どうにか無事、書類を受け取ったロゼは街の外にある街道馬車の乗り場へ向かっていた。
予告どおりに男爵のところへいくと、嬉しそうに「昨日はすまなかった。宿はとれたかね?」と聞かれ、「はい、偶然街に住んでいる友人に 会いまして」と答えると途端に不機嫌な顔になった。
<あれは完全に野宿を期待してたな>
心の中でざまぁみろと言っていたことは内緒だ。
今頃、その泊めてくれた友人は起きただろうか。
彼女のことだ、あのまま夜まで寝かねないと思って出てくるときには起きていたうりゅに「必ず昼にはご主人様を起こすんだぞ」と 言い含めてきた。
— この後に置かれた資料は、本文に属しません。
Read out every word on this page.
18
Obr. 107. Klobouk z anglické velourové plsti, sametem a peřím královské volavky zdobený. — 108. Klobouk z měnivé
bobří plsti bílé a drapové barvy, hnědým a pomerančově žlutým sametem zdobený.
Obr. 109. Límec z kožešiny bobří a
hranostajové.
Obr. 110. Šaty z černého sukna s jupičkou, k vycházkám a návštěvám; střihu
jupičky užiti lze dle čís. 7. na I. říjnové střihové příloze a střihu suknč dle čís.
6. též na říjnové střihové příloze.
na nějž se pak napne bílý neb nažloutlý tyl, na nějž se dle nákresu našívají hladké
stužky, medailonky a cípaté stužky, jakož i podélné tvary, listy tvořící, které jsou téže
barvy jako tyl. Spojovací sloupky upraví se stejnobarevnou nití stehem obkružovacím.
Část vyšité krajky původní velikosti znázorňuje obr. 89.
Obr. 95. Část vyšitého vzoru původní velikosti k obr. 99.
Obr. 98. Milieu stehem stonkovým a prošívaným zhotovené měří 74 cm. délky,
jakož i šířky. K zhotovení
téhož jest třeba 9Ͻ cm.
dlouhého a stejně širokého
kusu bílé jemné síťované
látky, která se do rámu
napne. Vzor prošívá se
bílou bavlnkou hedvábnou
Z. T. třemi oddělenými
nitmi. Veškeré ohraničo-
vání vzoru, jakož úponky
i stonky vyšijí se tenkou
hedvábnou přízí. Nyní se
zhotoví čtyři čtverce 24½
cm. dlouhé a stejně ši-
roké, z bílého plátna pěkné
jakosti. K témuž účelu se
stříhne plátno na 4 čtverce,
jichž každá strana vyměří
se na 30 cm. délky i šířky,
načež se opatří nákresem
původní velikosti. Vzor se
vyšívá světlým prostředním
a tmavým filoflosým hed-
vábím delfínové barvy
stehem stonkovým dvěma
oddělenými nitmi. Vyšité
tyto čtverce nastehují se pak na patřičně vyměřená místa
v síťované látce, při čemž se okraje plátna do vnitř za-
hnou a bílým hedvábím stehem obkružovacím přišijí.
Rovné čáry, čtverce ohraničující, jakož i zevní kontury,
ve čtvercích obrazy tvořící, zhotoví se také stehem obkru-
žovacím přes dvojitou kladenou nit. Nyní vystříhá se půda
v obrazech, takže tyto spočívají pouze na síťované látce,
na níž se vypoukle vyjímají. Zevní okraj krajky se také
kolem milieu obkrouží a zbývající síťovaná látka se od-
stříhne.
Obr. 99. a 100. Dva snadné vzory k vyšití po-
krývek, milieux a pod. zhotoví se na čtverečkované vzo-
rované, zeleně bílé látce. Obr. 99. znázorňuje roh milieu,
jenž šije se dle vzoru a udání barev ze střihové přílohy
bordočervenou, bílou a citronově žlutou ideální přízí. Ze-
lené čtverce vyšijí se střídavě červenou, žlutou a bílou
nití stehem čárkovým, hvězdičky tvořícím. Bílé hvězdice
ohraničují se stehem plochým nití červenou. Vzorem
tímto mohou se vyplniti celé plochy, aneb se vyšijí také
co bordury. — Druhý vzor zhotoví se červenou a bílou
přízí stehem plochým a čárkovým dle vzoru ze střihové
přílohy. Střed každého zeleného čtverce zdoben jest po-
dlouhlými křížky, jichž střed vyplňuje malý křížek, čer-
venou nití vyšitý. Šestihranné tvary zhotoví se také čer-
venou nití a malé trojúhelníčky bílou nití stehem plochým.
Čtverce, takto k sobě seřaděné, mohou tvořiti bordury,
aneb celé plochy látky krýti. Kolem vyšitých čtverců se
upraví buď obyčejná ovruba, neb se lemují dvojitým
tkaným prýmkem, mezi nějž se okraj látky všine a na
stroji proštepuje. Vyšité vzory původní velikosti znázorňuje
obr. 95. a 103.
「でもやっぱり、途中で寄って様子を見るべきだったかな」
きちんと起きれているのか心配で仕方が無い。
だが、あんなことをしてきて顔を合わせるのも気まずかったのでうりゅに任せたのだ。
<余計なことをしたかもしれないし>
ついつい手が出てしまい、アトリエ内を出来る範囲で片付けたりしてしまったのだが、喜んでくれただろうか。
「い、いや、別に喜んでもらおうとか思ってやったわけじゃないが」
それでも彼女が笑ってくれていたら嬉しい。
「ここで一緒に、か」
そこでやっと思考がときどき声に出ていることに気がつき、ロゼはひとりで顔を赤らめた。
<なに浮かれてるんだ、俺は>
当たり前のように出された提案。
そのとき、ずっと暗かった未来が一気に開けて輝きを放った気がしたのだ。
あとは自分次第。

―――やるしか、ないよな―――




屋敷に帰り着いて一週間後、ロゼは退職願を出していた。